Pennsylvania PUC Finds Anticompetitive Behavior

LCG, June 14, 2002--A six-month investigation by the Pennsylvania Public Utilities Commission into wholesale and retail electricity markets during 2001 has been referred to the state attorney general's office, the Federal Energy Regulatory Commission, and the U.S. Justice Department.

The Commission's ruling yesterday concluded that in early 2001, the rates charged by PPL Corp., a utility serving central and northeastern Pennsylvania, caused alternative suppliers to exit the market for wholesale and retail service. "It appears evident that PPL aggressively sought to exploit market rules by obtaining a corner on [the market] and... utilitized it to maximize profits and... undermine its wholesale-market competitors," according to the Commission. Pennsylvania-Jersey-Maryland Interconnection (PJM), the grid operator which oversees the electricity market within the mid-Atlantic region, provided the basis for the PUC's unanimous 5-0 decision.

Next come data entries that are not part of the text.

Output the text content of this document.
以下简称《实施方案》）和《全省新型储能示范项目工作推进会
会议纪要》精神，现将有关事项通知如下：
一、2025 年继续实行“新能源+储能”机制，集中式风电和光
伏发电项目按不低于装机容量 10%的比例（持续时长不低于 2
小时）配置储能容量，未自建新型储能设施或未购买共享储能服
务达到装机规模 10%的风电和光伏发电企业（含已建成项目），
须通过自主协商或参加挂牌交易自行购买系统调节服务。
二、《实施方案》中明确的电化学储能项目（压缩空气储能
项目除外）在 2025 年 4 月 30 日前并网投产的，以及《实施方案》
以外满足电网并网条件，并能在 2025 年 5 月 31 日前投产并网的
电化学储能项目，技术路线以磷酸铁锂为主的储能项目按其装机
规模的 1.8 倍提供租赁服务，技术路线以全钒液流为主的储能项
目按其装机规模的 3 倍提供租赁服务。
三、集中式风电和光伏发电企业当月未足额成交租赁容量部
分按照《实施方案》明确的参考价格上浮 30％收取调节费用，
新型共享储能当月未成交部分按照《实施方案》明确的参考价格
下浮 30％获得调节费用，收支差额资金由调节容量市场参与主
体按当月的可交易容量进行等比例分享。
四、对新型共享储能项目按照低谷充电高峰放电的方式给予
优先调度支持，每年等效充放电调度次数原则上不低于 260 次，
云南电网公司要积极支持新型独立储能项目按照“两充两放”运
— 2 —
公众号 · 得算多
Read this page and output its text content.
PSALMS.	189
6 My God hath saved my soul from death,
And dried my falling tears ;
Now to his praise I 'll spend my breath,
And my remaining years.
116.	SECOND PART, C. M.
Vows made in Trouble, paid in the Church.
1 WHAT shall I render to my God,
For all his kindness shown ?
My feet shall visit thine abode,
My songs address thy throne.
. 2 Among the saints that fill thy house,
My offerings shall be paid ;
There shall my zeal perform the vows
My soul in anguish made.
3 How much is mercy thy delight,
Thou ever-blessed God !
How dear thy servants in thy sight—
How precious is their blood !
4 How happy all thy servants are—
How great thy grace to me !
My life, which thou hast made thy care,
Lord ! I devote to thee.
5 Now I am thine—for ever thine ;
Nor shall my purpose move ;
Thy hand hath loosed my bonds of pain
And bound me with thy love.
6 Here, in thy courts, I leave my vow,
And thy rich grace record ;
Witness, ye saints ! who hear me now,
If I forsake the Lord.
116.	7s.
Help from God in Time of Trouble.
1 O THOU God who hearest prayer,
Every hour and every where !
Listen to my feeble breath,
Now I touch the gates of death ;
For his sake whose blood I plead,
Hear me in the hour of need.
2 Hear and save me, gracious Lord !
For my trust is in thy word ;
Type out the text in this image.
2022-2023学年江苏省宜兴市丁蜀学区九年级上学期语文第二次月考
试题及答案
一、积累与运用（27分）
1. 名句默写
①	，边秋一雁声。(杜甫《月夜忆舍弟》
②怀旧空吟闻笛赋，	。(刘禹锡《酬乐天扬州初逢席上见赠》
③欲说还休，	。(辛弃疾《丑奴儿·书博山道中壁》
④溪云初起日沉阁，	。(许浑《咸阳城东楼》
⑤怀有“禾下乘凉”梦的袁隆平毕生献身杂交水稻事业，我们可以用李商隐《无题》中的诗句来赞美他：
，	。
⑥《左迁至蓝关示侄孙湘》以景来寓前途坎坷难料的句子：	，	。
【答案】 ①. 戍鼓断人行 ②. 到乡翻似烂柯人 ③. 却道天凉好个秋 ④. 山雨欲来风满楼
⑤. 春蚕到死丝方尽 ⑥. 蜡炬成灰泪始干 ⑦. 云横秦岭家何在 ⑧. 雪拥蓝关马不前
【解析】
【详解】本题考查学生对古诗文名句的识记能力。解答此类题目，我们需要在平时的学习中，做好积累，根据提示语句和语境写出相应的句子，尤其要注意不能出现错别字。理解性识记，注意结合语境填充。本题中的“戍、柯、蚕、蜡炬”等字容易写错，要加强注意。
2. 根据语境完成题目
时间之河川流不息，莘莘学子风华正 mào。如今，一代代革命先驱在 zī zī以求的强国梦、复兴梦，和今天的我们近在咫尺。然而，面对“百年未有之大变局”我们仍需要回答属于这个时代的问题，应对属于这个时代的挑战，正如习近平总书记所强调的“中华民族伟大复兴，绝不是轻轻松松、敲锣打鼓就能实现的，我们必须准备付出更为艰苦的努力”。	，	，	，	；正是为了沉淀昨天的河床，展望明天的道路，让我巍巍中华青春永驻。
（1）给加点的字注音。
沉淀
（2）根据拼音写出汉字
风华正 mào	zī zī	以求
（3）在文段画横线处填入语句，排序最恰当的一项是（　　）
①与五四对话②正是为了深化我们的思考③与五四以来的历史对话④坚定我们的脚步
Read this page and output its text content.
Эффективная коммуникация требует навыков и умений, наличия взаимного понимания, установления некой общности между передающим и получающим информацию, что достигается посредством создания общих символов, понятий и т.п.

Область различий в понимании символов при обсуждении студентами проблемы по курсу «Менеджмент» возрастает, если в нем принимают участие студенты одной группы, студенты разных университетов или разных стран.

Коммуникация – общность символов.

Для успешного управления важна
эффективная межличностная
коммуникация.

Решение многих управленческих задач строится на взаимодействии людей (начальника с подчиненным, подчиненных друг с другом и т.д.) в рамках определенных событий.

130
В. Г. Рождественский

PJM's rules require that suppliers of electricity secure a certain amount of available power resources above what they arrange to sell. A spike in the price of these reserves lasted for nearly three months beginning in January 2001, with the price going from approximately $5 to more than thirty times this level. The PUC concluded that PPL, which owned much of the generating resources, deliberately withheld power from the market, resulting in the spike.

Pennsylvania and New Jersey suppliers offering power supply in competition with the existing utilities in those states have fared poorly, with many not owning their own generating assets. In Pennsylvania, 38 percent of 96 such suppliers have exited the market, and in New Jersey, 12 out of 26 still serve the state.